Can't they just scare the doo-diddle out of you! It is bad enough that they can find things on their own to get into, but when people GIVE them things.......! A couple of weeks ago when Buck and i went down to mail box, next door neighbor pulled to get their mail and she was petting Buck--and told me how much he had enjoyed the pork rib bones her husband had tossed over the fence to him !!!!ARGGGGGG. I told her our dogs are not allowed bones. A few years ago I was at the vets with one of my dogs and i don't remember the details, except we were back in the work area (iCU, bone setting, stitching, dental, etc) and there was a beautiful chocolate lab puppy being worked on. Vet said it's temp was 107 and it had eaten a pork chop bone which splintered and punctured it's stomach and peritonitis had set in. I learned later the pup died. SOOOO no more bones for our dogs, even ones considered safe.

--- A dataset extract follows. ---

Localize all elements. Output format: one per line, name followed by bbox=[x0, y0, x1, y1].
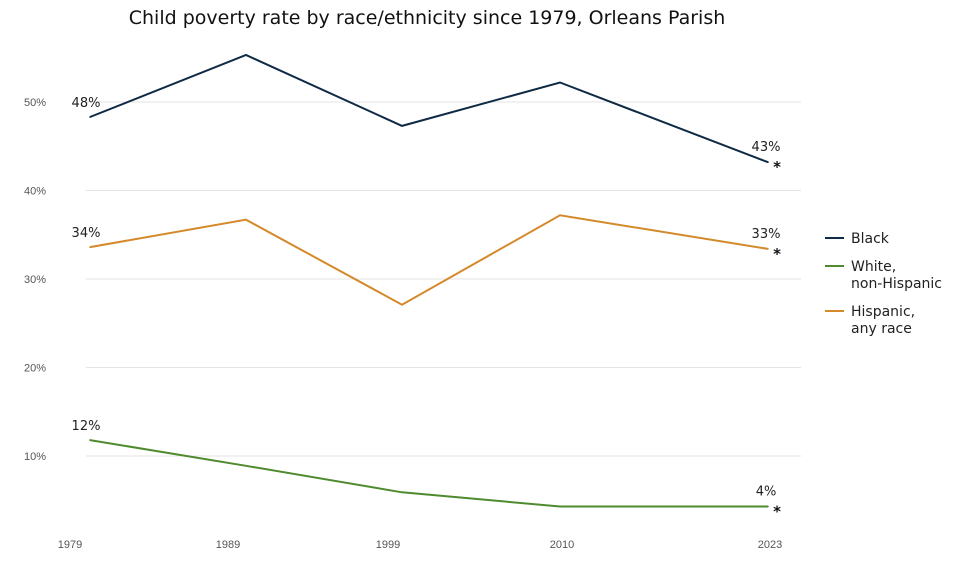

Went out to bring Honey and kayCee in the other day and Honey was running around with some in her mouth--I instantly thought neighbors (the kids) had thrown bones over to our dogs again even tho I said not to, but turned out to be a small flatish rock that she was tossing in air.


----------



## djdeeo (Jan 17, 2006)

At what age does this crazy chewing start? I was so lucky with my Cocker Spaniel, he hardly chewed anything. He still has all of his original puppy toys, he would just carry them around. So far Shamrock goes after some things,:no: but I catch and scold her, so far nothing ruined, I keep wating for the disasters to start, she is only 8 weeks right now. Any advice. She is also in crate, so I have some peace with that. I am more importantly glad to here she is healthy after that buffet she had.


----------



## RickGibbs (Dec 16, 2005)

We got Samson at 9 weeks, and he has always chewed. Anything that fits in his mouth, goes in his mouth.

Usually, when we catch him with something, we replace it with one of his toys... But he's swallowed a few things and shredded a few others. Once, he had a complete roll of toilet paper completed shredded and scattered around the living room. Somehow, he pulled that off while we were with him, watching TV. So apparently, he can do it pretty quietly.

Rick


----------



## krbshappy71 (Dec 30, 2005)

GREAT PICT! Here's mine, taken with the webcam. My sheltie figured out the linen closet door and got into the TP rolls. I've titled it, "Wore Out Shep"


----------